The peace deal will end more than 20 years of conflict
Sudan's former southern rebel leader John Garang has challenged the north to say why the country should stay united.

Mr Garang told reporters in his interim capital, Rumbek, that northerners would now have to accept the southern Sudanese as their equals.

Southerners have been given a large degree of autonomy as part of the peace deal that ended 21 years of civil war.

They are scheduled to hold a referendum in six years to decide whether they want to seek full independence.

Mr Garang was speaking a day after returning to his base for the first time since signing the historic peace deal earlier this month.

You can't be calling for unity [while] asking me to be your inferior
John Garang

He led southern rebels against the government in Khartoum in a bloody civil war until the peace agreement was signed in Kenya.

His organisation, the Sudan People's Liberation Movement (SPLM), is expected to formally ratify the deal.

It will then begin the task of putting together a new southern government.

The peace agreement is designed to end two decades of war between the Muslim north and the mainly Christian south of the country that left an estimated 1.5 million people dead.

Equality call

As part of the deal, Mr Garang will become vice-president in the central government and will lead an autonomous government in the south from Rumbek.
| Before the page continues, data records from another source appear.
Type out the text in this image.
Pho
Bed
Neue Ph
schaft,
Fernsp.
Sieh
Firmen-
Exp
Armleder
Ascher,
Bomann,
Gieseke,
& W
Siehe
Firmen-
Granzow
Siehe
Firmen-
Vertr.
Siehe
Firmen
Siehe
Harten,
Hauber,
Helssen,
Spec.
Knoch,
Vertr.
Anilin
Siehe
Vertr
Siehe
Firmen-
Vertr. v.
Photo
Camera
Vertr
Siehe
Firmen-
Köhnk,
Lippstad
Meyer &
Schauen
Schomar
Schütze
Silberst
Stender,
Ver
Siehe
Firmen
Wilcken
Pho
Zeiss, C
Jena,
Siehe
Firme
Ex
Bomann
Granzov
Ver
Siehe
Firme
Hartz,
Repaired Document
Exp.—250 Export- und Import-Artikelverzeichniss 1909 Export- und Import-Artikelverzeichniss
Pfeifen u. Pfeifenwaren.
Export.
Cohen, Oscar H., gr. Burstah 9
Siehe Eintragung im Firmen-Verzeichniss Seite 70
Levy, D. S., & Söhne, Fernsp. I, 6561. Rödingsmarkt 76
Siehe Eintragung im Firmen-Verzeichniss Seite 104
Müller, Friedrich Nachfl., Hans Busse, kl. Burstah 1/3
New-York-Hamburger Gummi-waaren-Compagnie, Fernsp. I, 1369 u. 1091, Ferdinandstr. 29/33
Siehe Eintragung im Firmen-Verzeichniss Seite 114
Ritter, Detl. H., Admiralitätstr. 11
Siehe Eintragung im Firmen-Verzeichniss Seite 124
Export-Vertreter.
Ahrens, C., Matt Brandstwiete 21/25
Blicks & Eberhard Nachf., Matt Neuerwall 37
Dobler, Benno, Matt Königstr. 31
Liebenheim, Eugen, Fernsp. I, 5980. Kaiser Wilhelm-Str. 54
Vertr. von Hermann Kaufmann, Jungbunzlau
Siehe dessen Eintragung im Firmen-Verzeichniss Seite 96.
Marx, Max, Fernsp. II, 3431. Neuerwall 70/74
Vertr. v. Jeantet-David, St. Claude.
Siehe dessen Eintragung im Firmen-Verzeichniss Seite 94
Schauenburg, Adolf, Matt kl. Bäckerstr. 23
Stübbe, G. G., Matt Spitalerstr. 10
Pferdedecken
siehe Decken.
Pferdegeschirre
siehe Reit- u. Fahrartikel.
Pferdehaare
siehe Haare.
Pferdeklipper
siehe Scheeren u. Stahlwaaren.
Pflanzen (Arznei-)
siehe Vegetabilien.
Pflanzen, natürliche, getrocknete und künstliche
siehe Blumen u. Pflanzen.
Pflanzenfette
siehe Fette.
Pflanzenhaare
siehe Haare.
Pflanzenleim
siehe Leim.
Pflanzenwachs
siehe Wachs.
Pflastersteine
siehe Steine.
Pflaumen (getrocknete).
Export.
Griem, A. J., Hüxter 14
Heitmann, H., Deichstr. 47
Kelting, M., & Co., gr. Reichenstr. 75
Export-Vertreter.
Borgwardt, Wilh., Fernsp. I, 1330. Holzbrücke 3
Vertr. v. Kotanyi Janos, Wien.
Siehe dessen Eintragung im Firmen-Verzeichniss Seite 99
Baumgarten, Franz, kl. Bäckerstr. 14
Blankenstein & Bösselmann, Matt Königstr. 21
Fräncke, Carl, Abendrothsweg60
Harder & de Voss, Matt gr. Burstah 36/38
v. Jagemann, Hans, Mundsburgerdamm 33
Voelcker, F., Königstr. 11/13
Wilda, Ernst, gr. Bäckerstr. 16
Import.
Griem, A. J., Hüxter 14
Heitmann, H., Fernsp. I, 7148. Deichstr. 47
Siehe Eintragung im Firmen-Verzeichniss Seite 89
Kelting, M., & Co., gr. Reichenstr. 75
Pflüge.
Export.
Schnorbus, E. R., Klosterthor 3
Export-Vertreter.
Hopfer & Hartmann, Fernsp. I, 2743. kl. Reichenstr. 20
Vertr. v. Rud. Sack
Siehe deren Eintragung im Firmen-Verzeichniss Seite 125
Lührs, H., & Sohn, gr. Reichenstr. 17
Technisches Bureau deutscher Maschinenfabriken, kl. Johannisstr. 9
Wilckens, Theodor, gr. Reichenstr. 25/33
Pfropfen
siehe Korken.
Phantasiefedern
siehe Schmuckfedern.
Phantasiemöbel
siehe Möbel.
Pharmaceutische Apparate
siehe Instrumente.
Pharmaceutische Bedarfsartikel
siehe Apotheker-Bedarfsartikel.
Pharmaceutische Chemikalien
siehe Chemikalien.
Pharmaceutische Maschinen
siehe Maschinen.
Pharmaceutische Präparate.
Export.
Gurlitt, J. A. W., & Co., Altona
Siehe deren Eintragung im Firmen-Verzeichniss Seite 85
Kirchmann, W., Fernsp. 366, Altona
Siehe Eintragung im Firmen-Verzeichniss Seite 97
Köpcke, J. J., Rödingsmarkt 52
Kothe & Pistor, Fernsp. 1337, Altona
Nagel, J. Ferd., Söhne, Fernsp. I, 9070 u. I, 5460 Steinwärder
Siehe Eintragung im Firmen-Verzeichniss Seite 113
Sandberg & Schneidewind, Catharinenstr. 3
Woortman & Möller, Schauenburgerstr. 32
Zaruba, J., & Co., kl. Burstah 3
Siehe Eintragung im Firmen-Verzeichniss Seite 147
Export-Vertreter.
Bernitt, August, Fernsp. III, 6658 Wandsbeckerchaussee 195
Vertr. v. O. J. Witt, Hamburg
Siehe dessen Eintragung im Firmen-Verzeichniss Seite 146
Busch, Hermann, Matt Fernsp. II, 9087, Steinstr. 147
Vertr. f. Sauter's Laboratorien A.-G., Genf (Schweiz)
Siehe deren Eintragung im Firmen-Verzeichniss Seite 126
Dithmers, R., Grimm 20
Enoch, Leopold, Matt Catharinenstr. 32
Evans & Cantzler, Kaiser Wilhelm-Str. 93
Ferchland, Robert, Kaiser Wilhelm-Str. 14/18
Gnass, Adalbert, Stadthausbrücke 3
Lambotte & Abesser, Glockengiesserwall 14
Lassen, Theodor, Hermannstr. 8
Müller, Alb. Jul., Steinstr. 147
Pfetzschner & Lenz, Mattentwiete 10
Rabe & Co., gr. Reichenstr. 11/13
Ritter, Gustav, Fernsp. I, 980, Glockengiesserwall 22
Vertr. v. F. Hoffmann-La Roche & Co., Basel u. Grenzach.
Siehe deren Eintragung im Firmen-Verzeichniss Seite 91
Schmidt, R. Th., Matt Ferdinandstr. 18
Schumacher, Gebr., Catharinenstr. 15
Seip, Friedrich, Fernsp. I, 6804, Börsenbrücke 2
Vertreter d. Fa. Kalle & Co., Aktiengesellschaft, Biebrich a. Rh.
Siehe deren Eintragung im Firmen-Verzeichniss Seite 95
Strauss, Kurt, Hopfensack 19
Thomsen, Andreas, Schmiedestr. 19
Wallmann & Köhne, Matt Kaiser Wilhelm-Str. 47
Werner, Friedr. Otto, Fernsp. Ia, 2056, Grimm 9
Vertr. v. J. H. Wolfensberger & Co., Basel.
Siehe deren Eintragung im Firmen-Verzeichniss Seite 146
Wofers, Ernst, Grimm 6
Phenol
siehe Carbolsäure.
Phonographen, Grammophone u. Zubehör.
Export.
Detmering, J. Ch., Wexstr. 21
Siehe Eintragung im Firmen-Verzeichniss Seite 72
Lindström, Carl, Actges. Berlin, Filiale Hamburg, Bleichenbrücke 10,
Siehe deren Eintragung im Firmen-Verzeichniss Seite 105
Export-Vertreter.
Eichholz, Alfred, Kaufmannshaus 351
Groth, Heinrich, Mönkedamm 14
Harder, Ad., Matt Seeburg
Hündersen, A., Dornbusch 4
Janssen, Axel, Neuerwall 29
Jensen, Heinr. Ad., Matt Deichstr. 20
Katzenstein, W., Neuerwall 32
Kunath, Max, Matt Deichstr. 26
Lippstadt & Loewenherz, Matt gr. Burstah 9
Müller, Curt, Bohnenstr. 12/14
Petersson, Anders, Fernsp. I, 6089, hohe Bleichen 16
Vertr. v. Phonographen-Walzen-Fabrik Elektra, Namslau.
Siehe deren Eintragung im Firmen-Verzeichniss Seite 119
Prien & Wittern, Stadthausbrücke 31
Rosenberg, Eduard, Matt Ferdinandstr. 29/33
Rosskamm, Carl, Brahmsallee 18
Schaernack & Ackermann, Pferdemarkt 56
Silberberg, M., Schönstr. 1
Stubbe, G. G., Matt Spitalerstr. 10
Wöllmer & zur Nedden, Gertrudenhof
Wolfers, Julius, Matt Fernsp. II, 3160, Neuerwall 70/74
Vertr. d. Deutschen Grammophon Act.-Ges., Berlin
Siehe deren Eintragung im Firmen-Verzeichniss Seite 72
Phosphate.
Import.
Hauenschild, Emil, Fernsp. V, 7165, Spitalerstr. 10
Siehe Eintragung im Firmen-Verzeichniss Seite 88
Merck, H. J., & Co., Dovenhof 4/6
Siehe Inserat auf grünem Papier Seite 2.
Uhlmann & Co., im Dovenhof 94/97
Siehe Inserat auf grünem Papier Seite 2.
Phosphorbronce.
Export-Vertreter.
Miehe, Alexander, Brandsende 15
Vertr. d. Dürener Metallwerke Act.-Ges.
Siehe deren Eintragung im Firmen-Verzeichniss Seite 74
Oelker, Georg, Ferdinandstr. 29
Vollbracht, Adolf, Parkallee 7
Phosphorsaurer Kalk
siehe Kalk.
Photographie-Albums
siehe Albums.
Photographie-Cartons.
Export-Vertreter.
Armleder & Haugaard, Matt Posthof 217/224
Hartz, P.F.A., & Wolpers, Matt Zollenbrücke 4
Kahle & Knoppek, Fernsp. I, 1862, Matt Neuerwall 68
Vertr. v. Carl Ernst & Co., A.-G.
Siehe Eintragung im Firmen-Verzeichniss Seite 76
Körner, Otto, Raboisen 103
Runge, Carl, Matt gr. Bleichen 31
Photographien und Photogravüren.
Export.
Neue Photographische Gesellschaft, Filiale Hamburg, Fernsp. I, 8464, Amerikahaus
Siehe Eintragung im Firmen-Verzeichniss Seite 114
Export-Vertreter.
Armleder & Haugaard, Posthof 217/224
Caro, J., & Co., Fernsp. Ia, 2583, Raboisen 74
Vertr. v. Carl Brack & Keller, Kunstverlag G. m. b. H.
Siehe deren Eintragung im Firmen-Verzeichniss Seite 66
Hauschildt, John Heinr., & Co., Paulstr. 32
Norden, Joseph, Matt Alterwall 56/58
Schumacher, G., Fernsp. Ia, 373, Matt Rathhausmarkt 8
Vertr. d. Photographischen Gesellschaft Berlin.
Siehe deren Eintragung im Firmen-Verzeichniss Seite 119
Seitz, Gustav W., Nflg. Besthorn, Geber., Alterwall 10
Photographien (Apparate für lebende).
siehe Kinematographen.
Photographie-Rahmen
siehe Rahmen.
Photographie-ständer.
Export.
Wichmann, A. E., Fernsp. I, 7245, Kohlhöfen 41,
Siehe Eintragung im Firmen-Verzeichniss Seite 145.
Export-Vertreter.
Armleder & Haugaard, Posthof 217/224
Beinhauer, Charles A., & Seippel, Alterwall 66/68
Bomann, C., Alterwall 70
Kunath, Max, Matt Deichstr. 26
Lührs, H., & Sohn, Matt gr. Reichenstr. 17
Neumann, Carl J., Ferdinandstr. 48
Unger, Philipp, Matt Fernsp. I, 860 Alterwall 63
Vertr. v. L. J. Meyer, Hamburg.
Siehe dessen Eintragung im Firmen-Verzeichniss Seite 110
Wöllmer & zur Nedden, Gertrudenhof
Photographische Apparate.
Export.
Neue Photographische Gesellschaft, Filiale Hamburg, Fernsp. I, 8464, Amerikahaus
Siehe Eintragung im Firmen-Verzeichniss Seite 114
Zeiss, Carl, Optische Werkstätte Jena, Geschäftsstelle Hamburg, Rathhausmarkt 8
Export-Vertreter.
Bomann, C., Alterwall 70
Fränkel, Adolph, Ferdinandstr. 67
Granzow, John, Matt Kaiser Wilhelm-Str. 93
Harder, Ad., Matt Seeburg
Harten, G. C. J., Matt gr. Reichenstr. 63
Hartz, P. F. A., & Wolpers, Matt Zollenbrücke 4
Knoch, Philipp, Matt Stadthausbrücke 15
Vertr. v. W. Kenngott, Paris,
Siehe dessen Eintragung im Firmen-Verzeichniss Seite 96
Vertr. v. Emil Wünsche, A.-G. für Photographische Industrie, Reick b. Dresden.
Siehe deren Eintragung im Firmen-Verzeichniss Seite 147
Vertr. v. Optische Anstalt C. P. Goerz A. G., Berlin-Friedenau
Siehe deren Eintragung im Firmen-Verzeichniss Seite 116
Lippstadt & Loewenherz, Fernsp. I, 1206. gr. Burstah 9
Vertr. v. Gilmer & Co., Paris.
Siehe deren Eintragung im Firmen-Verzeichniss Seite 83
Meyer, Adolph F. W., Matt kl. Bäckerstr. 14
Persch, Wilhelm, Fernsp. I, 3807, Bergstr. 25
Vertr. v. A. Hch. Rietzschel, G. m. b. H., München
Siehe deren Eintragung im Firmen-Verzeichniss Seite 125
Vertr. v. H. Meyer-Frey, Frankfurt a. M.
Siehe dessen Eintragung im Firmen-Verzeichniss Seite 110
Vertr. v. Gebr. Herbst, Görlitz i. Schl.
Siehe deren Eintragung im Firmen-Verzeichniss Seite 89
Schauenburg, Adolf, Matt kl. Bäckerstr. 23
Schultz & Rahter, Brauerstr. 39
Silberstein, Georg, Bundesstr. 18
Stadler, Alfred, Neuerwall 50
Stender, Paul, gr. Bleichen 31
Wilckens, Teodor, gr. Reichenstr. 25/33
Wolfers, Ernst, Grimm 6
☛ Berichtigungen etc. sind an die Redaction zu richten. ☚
Sudan's southern rebels have always maintained that their goal is not the creation of a separate southern state but a united country free from discrimination.

SPLM leader John Garang steps over a cow slaughtered in his honour in Rumbek
Garang returned to Rumbek on Saturday to a hero's welcome

But with a government being assembled and a new flag and national anthem in the offing, southern Sudan has begun to look increasingly like a country-in-waiting, says the BBC's Jonah Fisher in Rumbek.

Mr Garang stressed that it was not up to him as to whether Sudan would remain united.

"The challenge is on the north," he told a news conference.

"You can't be calling for unity [while] asking me to be your inferior," he said.

Rumbek itself has no paved roads or multi-storey buildings and hardly any running water or electricity.

As residents of one of the poorest areas in the world, the southern Sudanese will be looking closely to see whether the long-awaited peace brings opportunity and development, our correspondent says.

If after six years things still have not improved, a vote to separate is a near certainty, he says.

Peacekeeper dispute

Under the terms of the peace deal, the government of southern Sudan will share oil revenue equally with the government in the north. Hundreds of millions and perhaps even billions of dollars will flow to Mr Garang's new administration.

The Dutch Development Minister, Agnes van Ardenne, visited Rumbek on Friday, promising $130m in European aid - but made it conditional on an end to the continuing conflict in the western region of Darfur.

The UN is hoping to deploy in March some 10,000 international peacekeepers to monitor the agreement, between the Islamic government in the north and Christian and Animist rebels.

But UN sources say the deployment could be delayed by a dispute over which countries will provide the troops.

The SPLM is reported to believe that too many Muslim countries have been asked to contribute.